Paris, Editions du Seuil. 2008. 261 pages
Le 2 juin 1880, Olivier de Sanderval quitta Timbo avec ses fidèles, Mâly et Mâ-Yacine, sa vingtaine de tirailleurs sénégalais et ses cent porteurs. Sous les vérandas, derrière les palissades ou sur le faîte des manguiers, la ville surexcitée le regarda partir. Certains apportèrent des cadeaux, d'autres écrasèrent une larme. Une foule de notables, parmi lesquels Paate et Bookar-Biro, l'accompagnèrent sur une demi-journée de marche. En plus de Moodi Saidou, son secrétaire, l'Almaami avait ajouté à l'escorte nombre de captifs et de griots ainsi que le marabout de la cour.
« Même les rois ne sont pas traités ainsi, se réjouit-il en regardant tout ce beau monde à cheval réuni rien que pour lui. Je crois que j'ai réussi à mettre un pied dans ce pays de tartufes et de brouillards. A nous deux, Fouta ! »

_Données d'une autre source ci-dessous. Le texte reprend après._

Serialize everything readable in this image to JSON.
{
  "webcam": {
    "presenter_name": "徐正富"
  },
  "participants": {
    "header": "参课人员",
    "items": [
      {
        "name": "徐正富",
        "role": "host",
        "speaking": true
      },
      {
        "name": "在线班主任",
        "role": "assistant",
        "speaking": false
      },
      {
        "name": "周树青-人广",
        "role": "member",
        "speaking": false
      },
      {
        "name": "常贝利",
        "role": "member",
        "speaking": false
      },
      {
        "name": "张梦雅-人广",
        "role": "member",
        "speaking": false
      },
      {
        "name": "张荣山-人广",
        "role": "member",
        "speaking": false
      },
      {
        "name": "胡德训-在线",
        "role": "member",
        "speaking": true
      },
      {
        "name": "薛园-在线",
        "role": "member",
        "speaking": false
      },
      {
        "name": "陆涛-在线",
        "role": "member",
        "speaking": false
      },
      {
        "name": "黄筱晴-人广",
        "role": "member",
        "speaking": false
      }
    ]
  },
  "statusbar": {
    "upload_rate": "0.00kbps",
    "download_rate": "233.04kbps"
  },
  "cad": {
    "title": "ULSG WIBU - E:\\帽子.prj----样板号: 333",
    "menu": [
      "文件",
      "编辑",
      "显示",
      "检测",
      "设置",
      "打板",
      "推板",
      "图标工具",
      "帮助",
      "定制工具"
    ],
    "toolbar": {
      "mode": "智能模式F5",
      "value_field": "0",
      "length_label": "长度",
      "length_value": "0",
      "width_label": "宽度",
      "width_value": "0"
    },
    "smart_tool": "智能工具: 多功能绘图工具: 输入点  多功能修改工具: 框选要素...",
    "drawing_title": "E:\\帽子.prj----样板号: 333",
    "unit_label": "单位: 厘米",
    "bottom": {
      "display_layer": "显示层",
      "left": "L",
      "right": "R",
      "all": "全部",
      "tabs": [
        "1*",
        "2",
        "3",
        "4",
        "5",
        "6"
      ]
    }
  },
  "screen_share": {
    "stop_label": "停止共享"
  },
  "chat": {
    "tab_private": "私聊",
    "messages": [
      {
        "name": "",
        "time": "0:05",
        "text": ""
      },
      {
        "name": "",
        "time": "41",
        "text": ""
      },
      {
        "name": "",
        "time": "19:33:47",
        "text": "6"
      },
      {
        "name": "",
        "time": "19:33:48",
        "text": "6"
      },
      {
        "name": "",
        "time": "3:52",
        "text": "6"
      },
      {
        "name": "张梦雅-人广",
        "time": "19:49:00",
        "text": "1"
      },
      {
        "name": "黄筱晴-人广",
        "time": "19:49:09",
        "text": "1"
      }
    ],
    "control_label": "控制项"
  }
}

L'inactivité l'avait usé bien plus que la fringale et les maladies. C'était un solide gaillard habitué aux baignades et aux longues marches. Il avait besoin de bouger pour garder ses esprits. Or, en
deux mois à Timbo, il n'avait ni fait de l'aviron ni escaladé une montagne. Sa gymnastique s'était résumée à quelques promenades dans les ruelles et à ses chasses aux papillons, toujours suivies de près par les mal élevés et les espions. Et maintenant, le grand air de la liberté. Il avait pour lui le chemin jusqu'à la côte et les merveilles inépuisables du Fouta. Voici les chutes de Gongoore, les falaises de Duɓɓel, les forêts à singes de Puuku ! Le vent était doux, le soleil gai. La brousse sentait fort le jasmin et le piment… Il respirait mieux… Les rivières et leurs lianes odorantes… Encore une cascade, une lande, un vallon…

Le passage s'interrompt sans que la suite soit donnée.